Intervention de Marie-Pierre de La Gontrie

Réunion du 27 mars 2018 à 14h30
Protection des mineurs victimes d'infractions sexuelles — Article 2

Photo de Marie-Pierre de La GontrieMarie-Pierre de La Gontrie :

La disposition dont nous débattons est extrêmement délicate et elle a suscité beaucoup de réflexions au sein de notre groupe de travail. Le contexte législatif est extrêmement complexe puisque, en la matière, les règles de la prescription ne sont pas les mêmes que dans le droit commun. La prescription d’une infraction sexuelle ne court qu’à compter de la majorité de la victime, mais les règles varient, y compris pour les délits, selon la gravité des actes.
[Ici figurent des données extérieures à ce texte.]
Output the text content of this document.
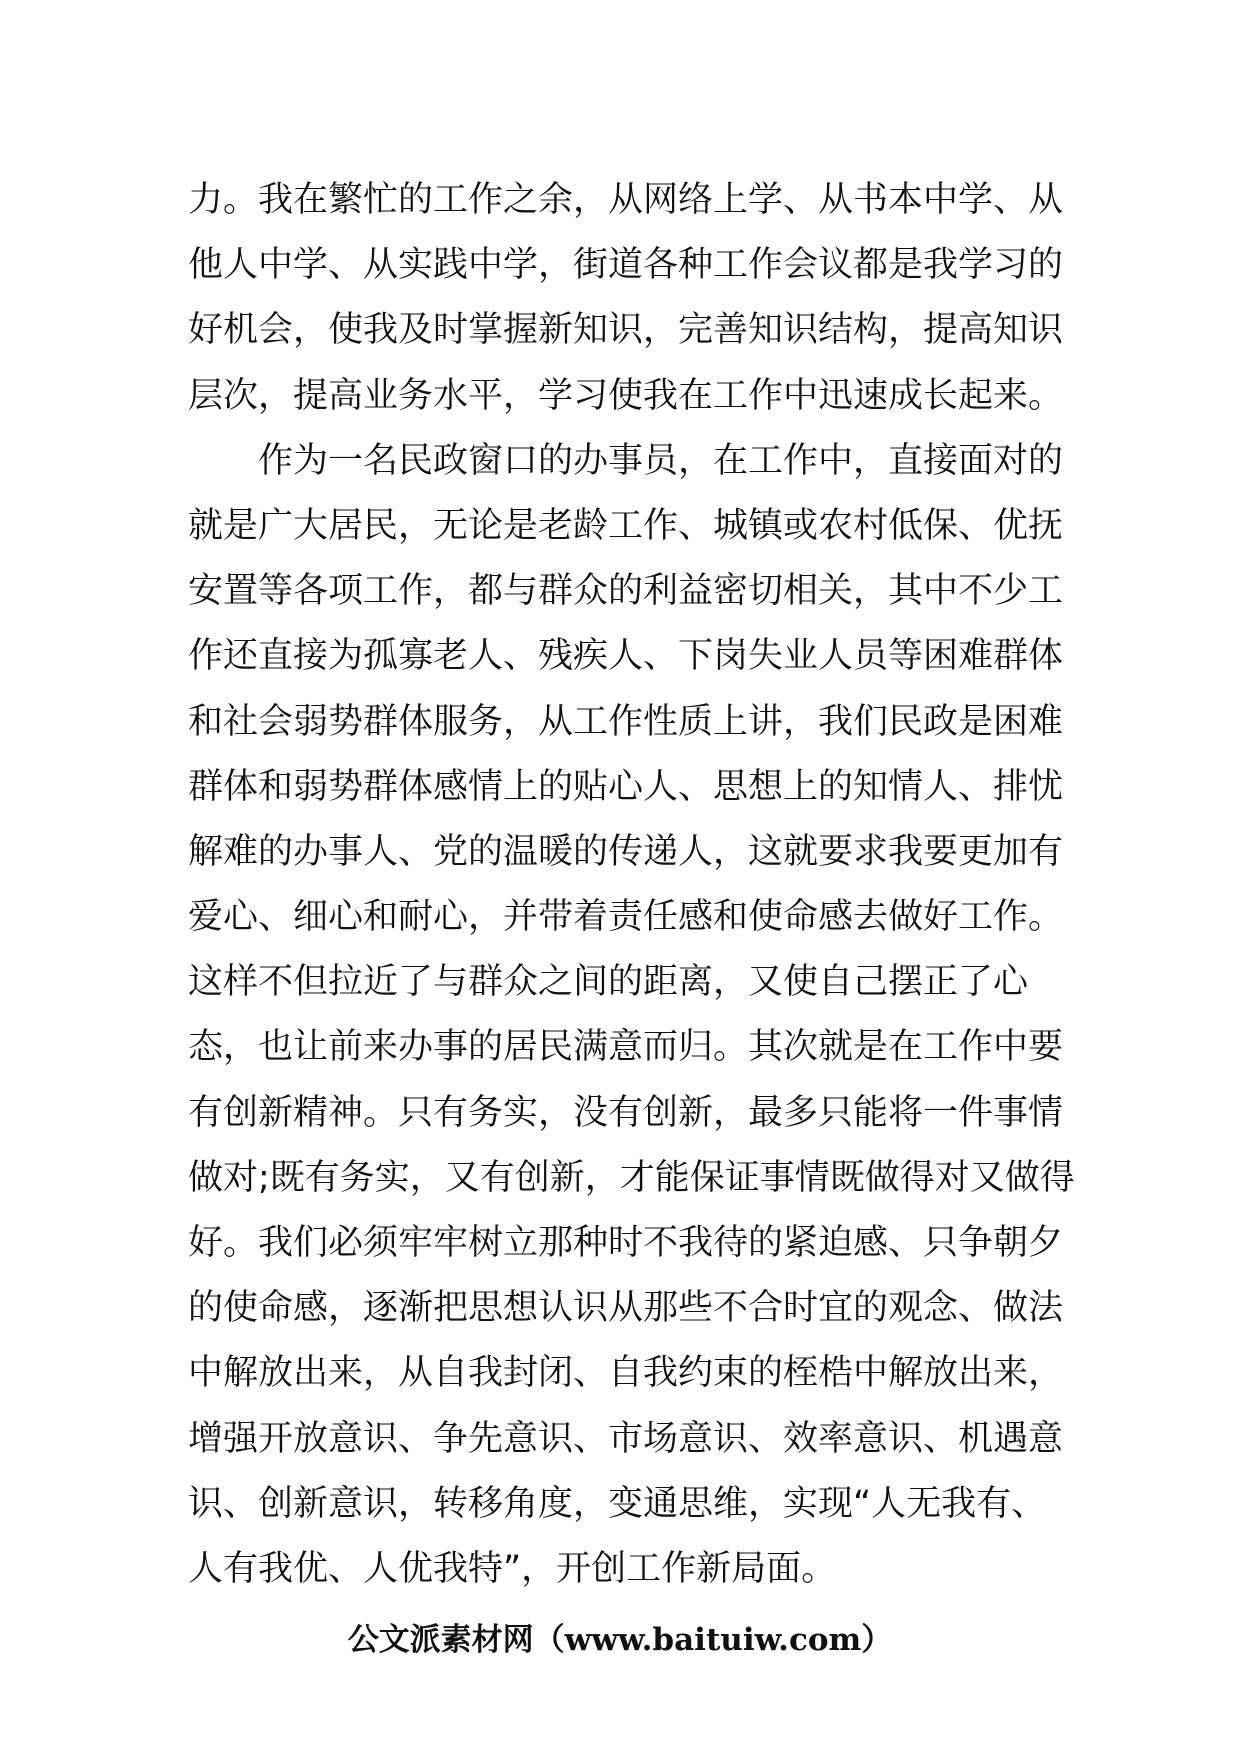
力。我在繁忙的工作之余，从网络上学、从书本中学、从
他人中学、从实践中学，街道各种工作会议都是我学习的
好机会，使我及时掌握新知识，完善知识结构，提高知识
层次，提高业务水平，学习使我在工作中迅速成长起来。
作为一名民政窗口的办事员，在工作中，直接面对的
就是广大居民，无论是老龄工作、城镇或农村低保、优抚
安置等各项工作，都与群众的利益密切相关，其中不少工
作还直接为孤寡老人、残疾人、下岗失业人员等困难群体
和社会弱势群体服务，从工作性质上讲，我们民政是困难
群体和弱势群体感情上的贴心人、思想上的知情人、排忧
解难的办事人、党的温暖的传递人，这就要求我要更加有
爱心、细心和耐心，并带着责任感和使命感去做好工作。
这样不但拉近了与群众之间的距离，又使自己摆正了心
态，也让前来办事的居民满意而归。其次就是在工作中要
有创新精神。只有务实，没有创新，最多只能将一件事情
做对;既有务实，又有创新，才能保证事情既做得对又做得
好。我们必须牢牢树立那种时不我待的紧迫感、只争朝夕
的使命感，逐渐把思想认识从那些不合时宜的观念、做法
中解放出来，从自我封闭、自我约束的桎梏中解放出来，
增强开放意识、争先意识、市场意识、效率意识、机遇意
识、创新意识，转移角度，变通思维，实现“人无我有、
人有我优、人优我特”，开创工作新局面。
公文派素材网（www.baituiw.com）
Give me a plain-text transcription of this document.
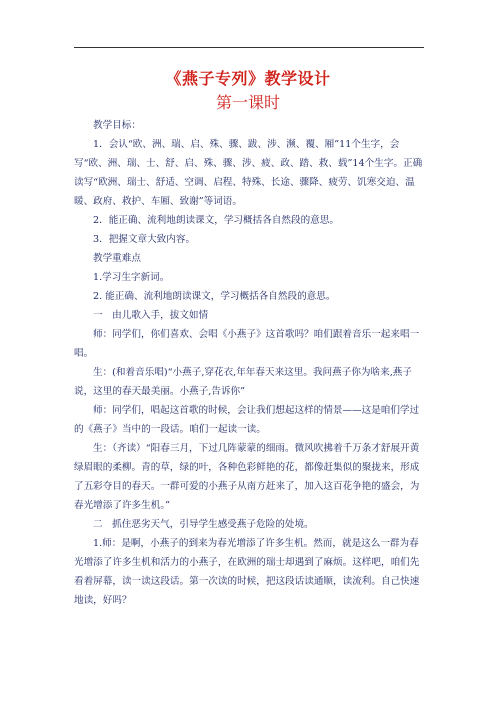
《燕子专列》教学设计
第一课时

教学目标：

1．会认“欧、洲、瑞、启、殊、骤、跋、涉、濒、覆、厢”11个生字，会写“欧、洲、瑞、士、舒、启、殊、骤、涉、疲、政、踏、救、载”14个生字。正确读写“欧洲、瑞士、舒适、空调、启程、特殊、长途、骤降、疲劳、饥寒交迫、温暖、政府、救护、车厢、致谢”等词语。

2．能正确、流利地朗读课文，学习概括各自然段的意思。

3．把握文章大致内容。

教学重难点

1.学习生字新词。

2. 能正确、流利地朗读课文，学习概括各自然段的意思。

一　由儿歌入手，拔文如情

师：同学们，你们喜欢、会唱《小燕子》这首歌吗？咱们跟着音乐一起来唱一唱。

生：(和着音乐唱)“小燕子,穿花衣,年年春天来这里。我问燕子你为啥来,燕子说，这里的春天最美丽。小燕子,告诉你”

师：同学们，唱起这首歌的时候，会让我们想起这样的情景——这是咱们学过的《燕子》当中的一段话。咱们一起读一读。

生：（齐读）“阳春三月，下过几阵蒙蒙的细雨。微风吹拂着千万条才舒展开黄绿眉眼的柔柳。青的草，绿的叶，各种色彩鲜艳的花，都像赶集似的聚拢来，形成了五彩夺目的春天。一群可爱的小燕子从南方赶来了，加入这百花争艳的盛会，为春光增添了许多生机。”

二　抓住恶劣天气，引导学生感受燕子危险的处境。

1.师：是啊，小燕子的到来为春光增添了许多生机。然而，就是这么一群为春光增添了许多生机和活力的小燕子，在欧洲的瑞士却遇到了麻烦。这样吧，咱们先看着屏幕，读一读这段话。第一次读的时候，把这段话读通顺，读流利。自己快速地读，好吗？
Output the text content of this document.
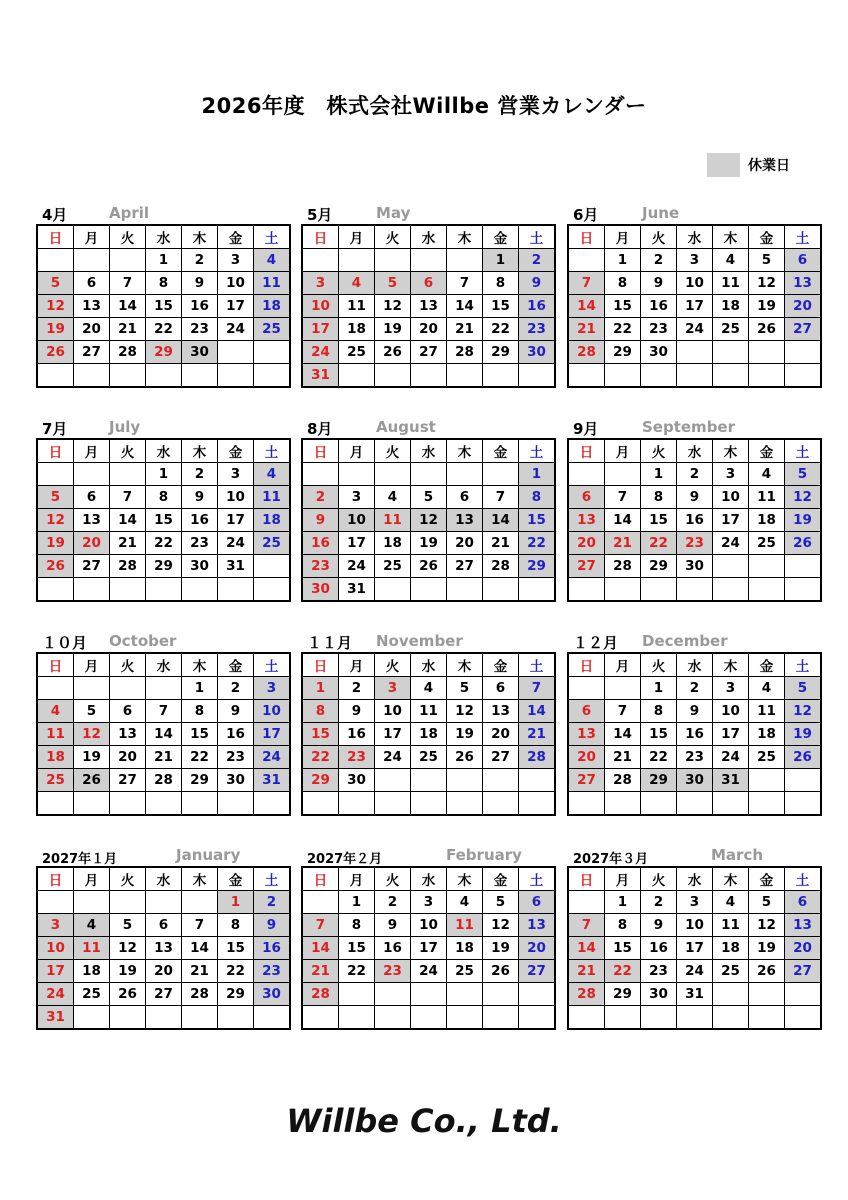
2026年度　株式会社Willbe 営業カレンダー
休業日
4月	April
日	月	火	水	木	金	土
			1	2	3	4
5	6	7	8	9	10	11
12	13	14	15	16	17	18
19	20	21	22	23	24	25
26	27	28	29	30		

5月	May
日	月	火	水	木	金	土
					1	2
3	4	5	6	7	8	9
10	11	12	13	14	15	16
17	18	19	20	21	22	23
24	25	26	27	28	29	30
31						
6月	June
日	月	火	水	木	金	土
	1	2	3	4	5	6
7	8	9	10	11	12	13
14	15	16	17	18	19	20
21	22	23	24	25	26	27
28	29	30				

7月	July
日	月	火	水	木	金	土
			1	2	3	4
5	6	7	8	9	10	11
12	13	14	15	16	17	18
19	20	21	22	23	24	25
26	27	28	29	30	31	

8月	August
日	月	火	水	木	金	土
						1
2	3	4	5	6	7	8
9	10	11	12	13	14	15
16	17	18	19	20	21	22
23	24	25	26	27	28	29
30	31					
9月	September
日	月	火	水	木	金	土
		1	2	3	4	5
6	7	8	9	10	11	12
13	14	15	16	17	18	19
20	21	22	23	24	25	26
27	28	29	30			

１０月 October
日	月	火	水	木	金	土
				1	2	3
4	5	6	7	8	9	10
11	12	13	14	15	16	17
18	19	20	21	22	23	24
25	26	27	28	29	30	31

１１月 November
日	月	火	水	木	金	土
1	2	3	4	5	6	7
8	9	10	11	12	13	14
15	16	17	18	19	20	21
22	23	24	25	26	27	28
29	30					

１２月 December
日	月	火	水	木	金	土
		1	2	3	4	5
6	7	8	9	10	11	12
13	14	15	16	17	18	19
20	21	22	23	24	25	26
27	28	29	30	31		

2027年１月	January
日	月	火	水	木	金	土
					1	2
3	4	5	6	7	8	9
10	11	12	13	14	15	16
17	18	19	20	21	22	23
24	25	26	27	28	29	30
31						
2027年２月	February
日	月	火	水	木	金	土
	1	2	3	4	5	6
7	8	9	10	11	12	13
14	15	16	17	18	19	20
21	22	23	24	25	26	27
28						

2027年３月	March
日	月	火	水	木	金	土
	1	2	3	4	5	6
7	8	9	10	11	12	13
14	15	16	17	18	19	20
21	22	23	24	25	26	27
28	29	30	31			

Willbe Co., Ltd.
C’est dire combien le sujet est complexe.

La durée de la prescription a été doublée il y a tout juste un an par le Parlement, tant pour les délits que pour les crimes, mais la question de l’imprescriptibilité ou de l’allongement de la prescription est revenue dans le débat depuis plusieurs mois en raison de la prise en compte de la fameuse amnésie traumatique.

Au sein du groupe de travail, nous avons jugé qu’il était juste de prolonger de dix ans la durée de la prescription et de ne pas accepter l’imprescriptibilité. Pourquoi ?

Le système juridique français prévoit la possibilité de la prescription, ce qui n’est pas le cas des législations anglo-saxonnes. Nous avons donc depuis fort longtemps décidé que, en fonction de la hiérarchie de la gravité des infractions, la prescription ne serait pas la même pour les crimes ou pour les délits, et nous avons réservé l’imprescriptibilité aux crimes contre l’humanité. L’extension de l’imprescriptibilité à un unique type d’infractions se heurterait à cette situation.

Par ailleurs, il y a quelques années, la Cour européenne des droits de l’homme a eu l’occasion d’exprimer son point de vue sur la question de l’imprescriptibilité, rappelant la nécessité de ce qu’on appelle le procès équitable. En effet, des années après les faits, les circonstances ayant considérablement évolué, on peut douter de l’équité du procès.

Compte tenu de l’ensemble de ces éléments, le groupe de travail a opté pour une prolongation de dix ans du délai de prescription, y compris pour les délits, ce qui n’est pas le cas dans le projet de loi gouvernemental renforçant la lutte contre les violences sexuelles et sexistes. Le groupe socialiste et républicain ne votera donc pas les présents amendements.